Question: Following data correspond to an orthogonal turning of a 100mm diameter rod on a lathe. The orthogonal rake angle is +15°; the uncut chip thickness is 0.5mm, the nominal chip thickness after the cut 1.25mm. What is the shear angle for this? [GATE 2018]

Solution: Shear angle (β_o) indicates the direction of shear plane with respect to cutting velocity (V_c) vector. During any conventional machining process, the cutting tool compresses a thin layer of workpiece material and gradually removes it in the form of chip. Material removal takes place by shearing as a layer of workpiece material ahead of the tool slides over another layer and subsequently gets converted into chip. Actually this shearing occurs over a broader region; however, it can be assumed as a 2-D plane for the sake of simplicity. Inclination of this shear plane from velocity vector, when viewed in orthogonal plane (π_O), is termed as orthogonal shear angle (β_o) as shown below.
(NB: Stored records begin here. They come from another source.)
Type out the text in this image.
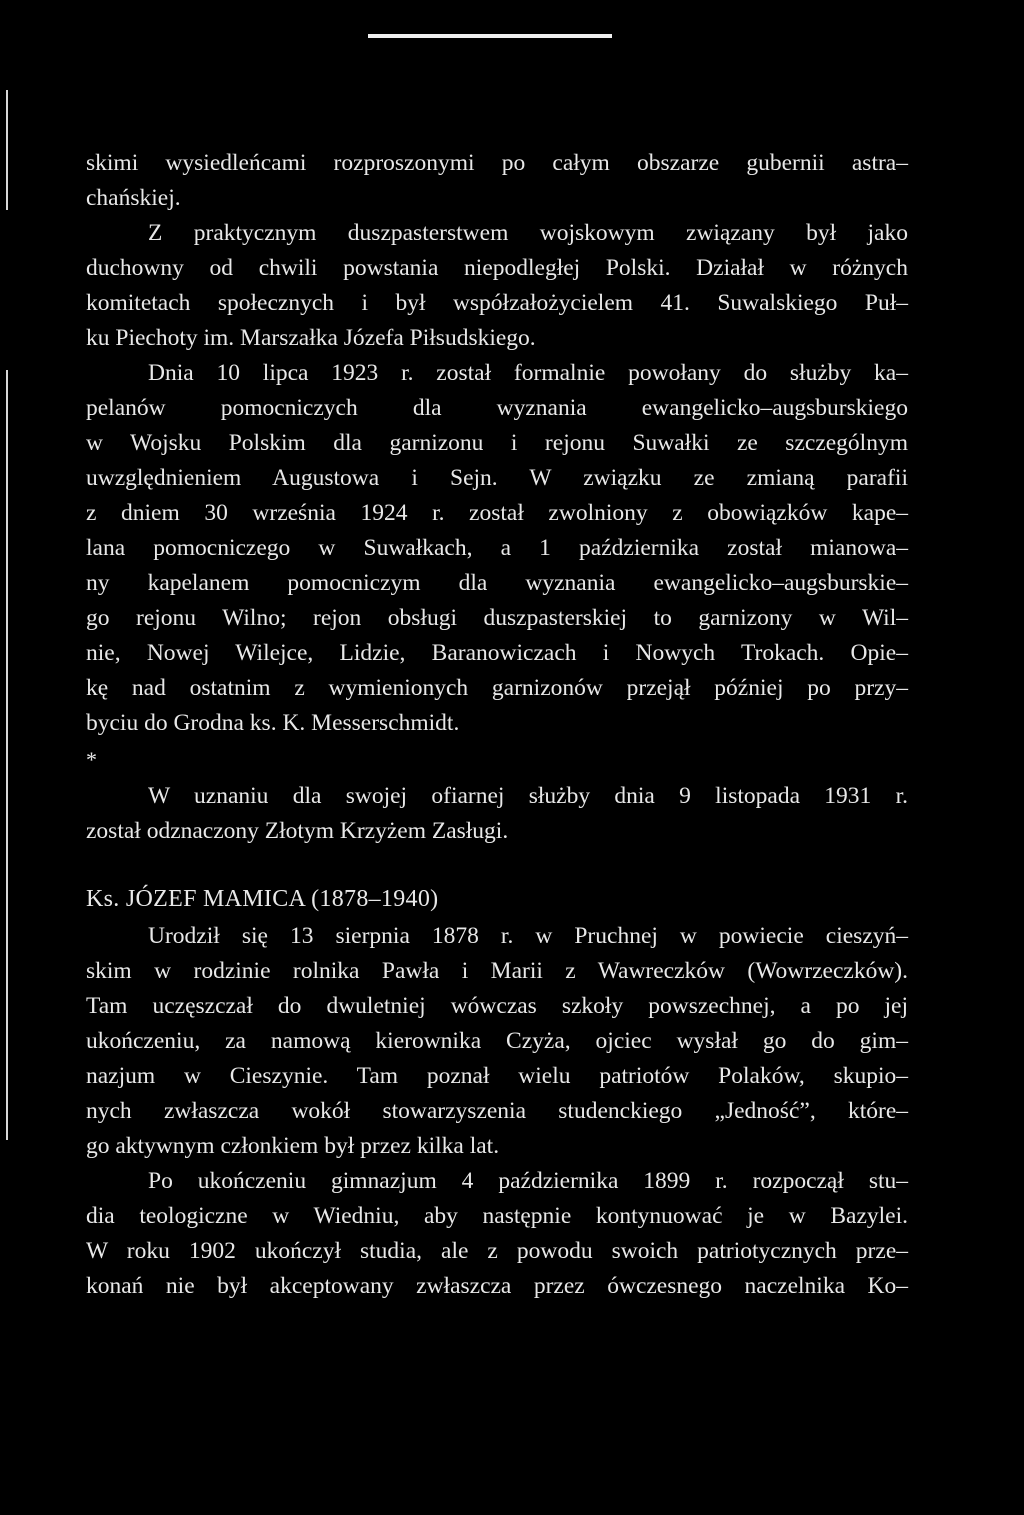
skimi wysiedleńcami rozproszonymi po całym obszarze gubernii astra–
chańskiej.
Z praktycznym duszpasterstwem wojskowym związany był jako
duchowny od chwili powstania niepodległej Polski. Działał w różnych
komitetach społecznych i był współzałożycielem 41. Suwalskiego Puł–
ku Piechoty im. Marszałka Józefa Piłsudskiego.
Dnia 10 lipca 1923 r. został formalnie powołany do służby ka–
pelanów pomocniczych dla wyznania ewangelicko–augsburskiego
w Wojsku Polskim dla garnizonu i rejonu Suwałki ze szczególnym
uwzględnieniem Augustowa i Sejn. W związku ze zmianą parafii
z dniem 30 września 1924 r. został zwolniony z obowiązków kape–
lana pomocniczego w Suwałkach, a 1 października został mianowa–
ny kapelanem pomocniczym dla wyznania ewangelicko–augsburskie–
go rejonu Wilno; rejon obsługi duszpasterskiej to garnizony w Wil–
nie, Nowej Wilejce, Lidzie, Baranowiczach i Nowych Trokach. Opie–
kę nad ostatnim z wymienionych garnizonów przejął później po przy–
byciu do Grodna ks. K. Messerschmidt.
*
W uznaniu dla swojej ofiarnej służby dnia 9 listopada 1931 r.
został odznaczony Złotym Krzyżem Zasługi.
Ks. JÓZEF MAMICA (1878–1940)
Urodził się 13 sierpnia 1878 r. w Pruchnej w powiecie cieszyń–
skim w rodzinie rolnika Pawła i Marii z Wawreczków (Wowrzeczków).
Tam uczęszczał do dwuletniej wówczas szkoły powszechnej, a po jej
ukończeniu, za namową kierownika Czyża, ojciec wysłał go do gim–
nazjum w Cieszynie. Tam poznał wielu patriotów Polaków, skupio–
nych zwłaszcza wokół stowarzyszenia studenckiego „Jedność”, które–
go aktywnym członkiem był przez kilka lat.
Po ukończeniu gimnazjum 4 października 1899 r. rozpoczął stu–
dia teologiczne w Wiedniu, aby następnie kontynuować je w Bazylei.
W roku 1902 ukończył studia, ale z powodu swoich patriotycznych prze–
konań nie był akceptowany zwłaszcza przez ówczesnego naczelnika Ko–
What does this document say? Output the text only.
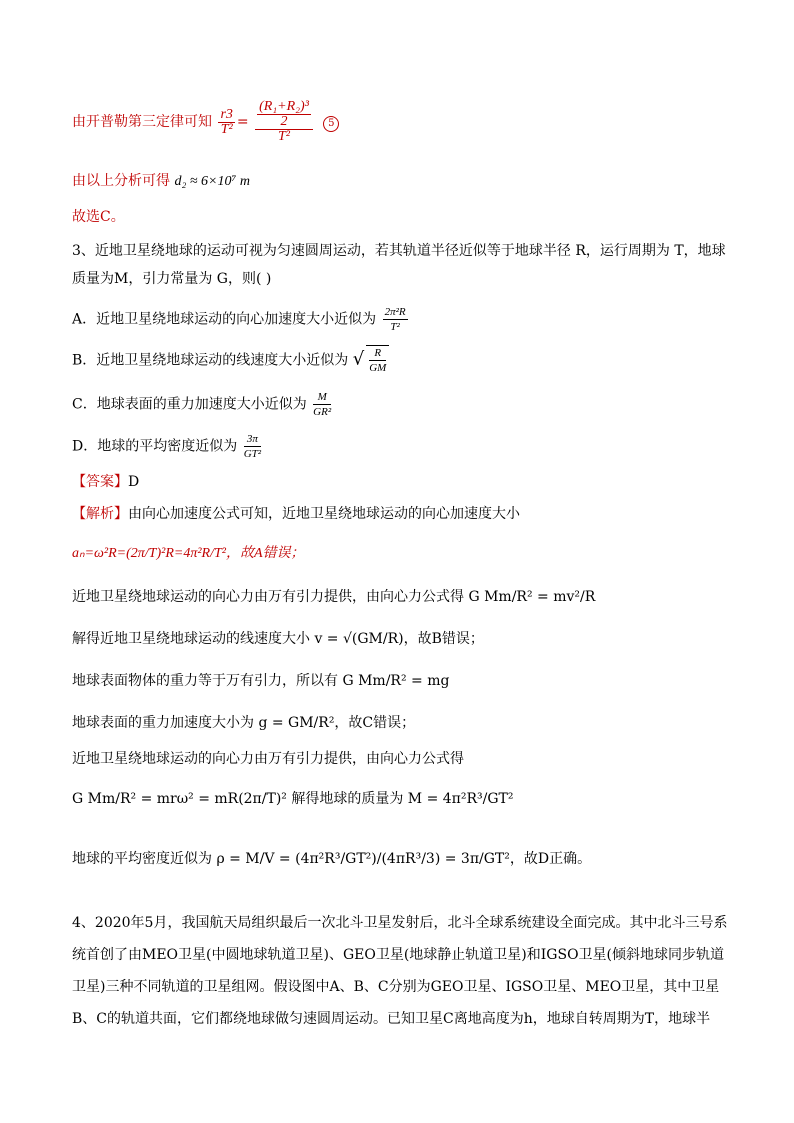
由开普勒第三定律可知 $\frac{r3}{\text{T²}} = \frac{\frac{\text{(R₁+R₂)³}}{2}}{\text{T²}} 5$
由以上分析可得 d₂ ≈ 6×10⁷ m
故选C。
3、近地卫星绕地球的运动可视为匀速圆周运动，若其轨道半径近似等于地球半径 R，运行周期为 T，地球
质量为M，引力常量为 G，则( )
A．近地卫星绕地球运动的向心加速度大小近似为 $\frac{\text{2π²R}}{\text{T²}}$
B．近地卫星绕地球运动的线速度大小近似为 √ $\frac{R}{GM}$
C．地球表面的重力加速度大小近似为 $\frac{M}{\text{GR²}}$
D．地球的平均密度近似为 $\frac{3\pi}{\text{GT²}}$
【答案】D
【解析】由向心加速度公式可知，近地卫星绕地球运动的向心加速度大小
aₙ=ω²R=(2π/T)²R=4π²R/T²，故A错误；
近地卫星绕地球运动的向心力由万有引力提供，由向心力公式得 G Mm/R² = mv²/R
解得近地卫星绕地球运动的线速度大小 v = √(GM/R)，故B错误；
地球表面物体的重力等于万有引力，所以有 G Mm/R² = mg
地球表面的重力加速度大小为 g = GM/R²，故C错误；
近地卫星绕地球运动的向心力由万有引力提供，由向心力公式得
G Mm/R² = mrω² = mR(2π/T)² 解得地球的质量为 M = 4π²R³/GT²
地球的平均密度近似为 ρ = M/V = (4π²R³/GT²)/(4πR³/3) = 3π/GT²，故D正确。
4、2020年5月，我国航天局组织最后一次北斗卫星发射后，北斗全球系统建设全面完成。其中北斗三号系
统首创了由MEO卫星(中圆地球轨道卫星)、GEO卫星(地球静止轨道卫星)和IGSO卫星(倾斜地球同步轨道
卫星)三种不同轨道的卫星组网。假设图中A、B、C分别为GEO卫星、IGSO卫星、MEO卫星，其中卫星
B、C的轨道共面，它们都绕地球做匀速圆周运动。已知卫星C离地高度为h，地球自转周期为T，地球半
\[\tan {\beta _O} = \frac{{\cos {\gamma _O}}}{{\zeta  – \sin {\gamma _O}}}\]

This orthogonal shear angle (β_o) can be expressed in terms of orthogonal rake angle (γ_o) and chip reduction coefficient (ζ), as given above. The orthogonal rake angle indicates orientation of tool’s rake face from reference plane and measured on orthogonal plane. Since rake angle can be positive, zero or negative, so algebraic sum should be considered. The chip reduction coefficient (ζ) is the ratio between chip thickness (a₂) to the uncut chip thickness (a₁). Since a₂ > a₁, so ζ = (a₂/a₁) > 1. Chip reduction coefficient is inverse to the chip thickness ration (r_c).

Given values in the question are

γ_o = +15°

a₁ = 0.5mm

a₂ = 1.25mm

∴ ζ = (a₂/a₁) = (1.25/0.5) = 2.5

\[\tan {\beta _O} = \frac{{\cos 15}}{{2.5 – \sin 15}} = 0.431\]

\[{\beta _O} = 23.32\]

Therefore, shear angle in the given case is 23.32°.